Le site où Moïse aurait reçu les Dix commandements va devenir... un complexe touristique, le projet fait scandale

Un projet de construction touristique suscite la polémique en Égypte en raison de l'emplacement choisi. Focus.

On l'appelle le « le Grand Projet de Transfiguration » (PTG) mais ses détracteurs (et ils sont nombreux) le surnomment plutôt « Grand Projet de Défiguration » !

La construction d'un gigantesque complexe touristique, comprenant notamment des hôtels et des commerces, sème actuellement la zizanie en Égypte. Et pour cause, car le site choisi par les autorités locales n'est pas n'importe lequel. Il s'agit de l'un des lieux les plus sacrés au monde. 

Ce complexe est en effet bâti sur le... Mont Sinaï à l'endroit supposé où Moïse aurait reçu les 10 commandements, selon la tradition biblique. Un emplacement qui n'est pas du goût de tous et c'est peu de le dire.

Construction d'un vaste complexe hôtelier au pied du Mont Sinaï, en ÉgypteCrédit photo : Ben Hoffler

Un complexe en construction sur le mont Sinaï créé la polémique, en Égypte

Décrit par Le Caire comme un « cadeau au monde entier et à toutes les religions », ce vaste complexe, dont l'inauguration est prévue pour 2026, fait l'objet de vives critiques pour des raisons évidentes.

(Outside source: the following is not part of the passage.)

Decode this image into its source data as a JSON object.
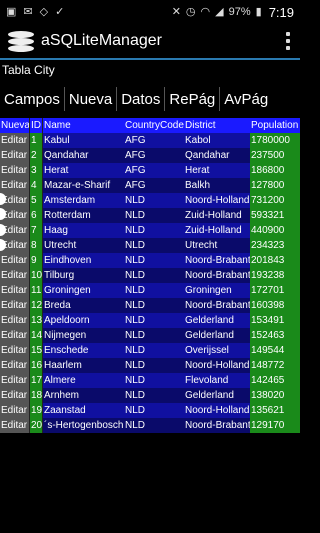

Nombreux sont ceux qui tirent ainsi à boulets rouges sur l'Égypte pour avoir choisi de construire cet ensemble touristique dans une zone inscrite au patrimoine mondial de l'UNESCO. Un site qui s'avère être  - est-il besoin de le rappeler - un lieu sacré aux yeux des fidèles des trois grandes religions monothéistes.

Financé par l'État égyptien, ce complexe sera composé de cinq hôtels et près de 1 500 chalets et villas. Il comportera également un centre d'accueil de visiteurs, d'une superficie de 600 m², mais aussi et surtout un complexe commercial implanté autour du parc national du Protectorat de Sainte-Catherine, où se situe le célèbre monastère orthodoxe éponyme. Bâti au VIe siècle de notre ère, ce lieu emblématique de la chrétienté, situé au pied du Mont Sinaï à 500 km à l'est du Caire, est l'un des plus vieux monastères au monde, encore en activité. Jusqu'alors préservé des affres de l'expansion humaine, en raison de sa position isolée dans le désert, le monastère, qui abrite de nombreuses reliques et autres manuscrits datant d'un millénaire, se retrouve aujourd'hui à la merci des promoteurs. Une situation alarmante aux yeux de certains qui dénoncent des dommages irréversibles sur un site vénéré dans l'islam, le christianisme et le judaïsme.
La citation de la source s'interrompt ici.